1 research outputs found
Generating Black-Box Adversarial Examples in Sparse Domain
Applications of machine learning (ML) models and convolutional neural
networks (CNNs) have been rapidly increased. Although state-of-the-art CNNs
provide high accuracy in many applications, recent investigations show that
such networks are highly vulnerable to adversarial attacks. The black-box
adversarial attack is one type of attack that the attacker does not have any
knowledge about the model or the training dataset, but it has some input data
set and their labels. In this paper, we propose a novel approach to generate a
black-box attack in sparse domain whereas the most important information of an
image can be observed. Our investigation shows that large sparse (LaS)

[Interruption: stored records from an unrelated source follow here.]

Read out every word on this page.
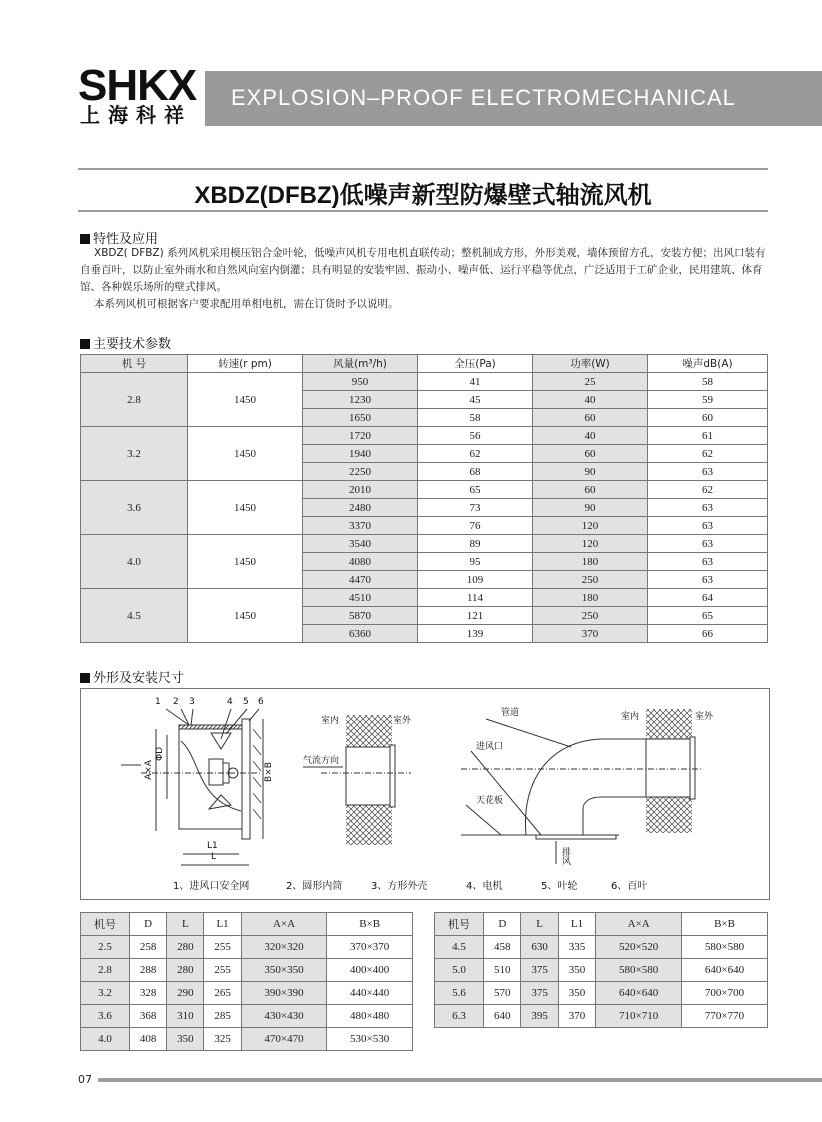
SHKX
上海科祥
EXPLOSION–PROOF ELECTROMECHANICAL
XBDZ(DFBZ)低噪声新型防爆壁式轴流风机
特性及应用

XBDZ( DFBZ) 系列风机采用模压铝合金叶轮，低噪声风机专用电机直联传动；整机制成方形，外形美观，墙体预留方孔，安装方便；出风口装有自垂百叶，以防止室外雨水和自然风向室内倒灌；具有明显的安装牢固、振动小、噪声低、运行平稳等优点，广泛适用于工矿企业，民用建筑、体育馆、各种娱乐场所的壁式排风。

本系列风机可根据客户要求配用单相电机，需在订货时予以说明。

主要技术参数
机 号	转速(r pm)	风量(m³/h)	全压(Pa)	功率(W)	噪声dB(A)
2.8	1450	950	41	25	58
		1230	45	40	59
		1650	58	60	60
3.2	1450	1720	56	40	61
		1940	62	60	62
		2250	68	90	63
3.6	1450	2010	65	60	62
		2480	73	90	63
		3370	76	120	63
4.0	1450	3540	89	120	63
		4080	95	180	63
		4470	109	250	63
4.5	1450	4510	114	180	64
		5870	121	250	65
		6360	139	370	66
外形及安装尺寸
1 2 3	4 5 6
A×A
ΦD
B×B
L1
L
室内	室外
气流方向
管道
进风口
天花板
排风
室内	室外
1、进风口安全网	2、圆形内筒	3、方形外壳	4、电机	5、叶轮	6、百叶
机号	D	L	L1	A×A	B×B
2.5	258	280	255	320×320	370×370
2.8	288	280	255	350×350	400×400
3.2	328	290	265	390×390	440×440
3.6	368	310	285	430×430	480×480
4.0	408	350	325	470×470	530×530
机号	D	L	L1	A×A	B×B
4.5	458	630	335	520×520	580×580
5.0	510	375	350	580×580	640×640
5.6	570	375	350	640×640	700×700
6.3	640	395	370	710×710	770×770
07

components play a critical role in the performance of image classifiers. Under
this presumption, to generate adversarial example, we transfer an image into a
sparse domain and put a threshold to choose only k LaS components. In contrast
to the very recent works that randomly perturb k low frequency (LoF)
components, we perturb k LaS components either randomly (query-based) or in the
direction of the most correlated sparse signal from a different class. We show
that LaS components contain some middle or higher frequency components
information which leads fooling image classifiers with a fewer number of
queries. We demonstrate the effectiveness of this approach by fooling six
state-of-the-art image classifiers, the TensorFlow Lite (TFLite) model of
Google Cloud Vision platform, and YOLOv5 model as an object detection
algorithm. Mean squared error (MSE) and peak signal to noise ratio (PSNR) are
used as quality metrics. We also present a theoretical proof to connect these
metrics to the level of perturbation in the sparse domain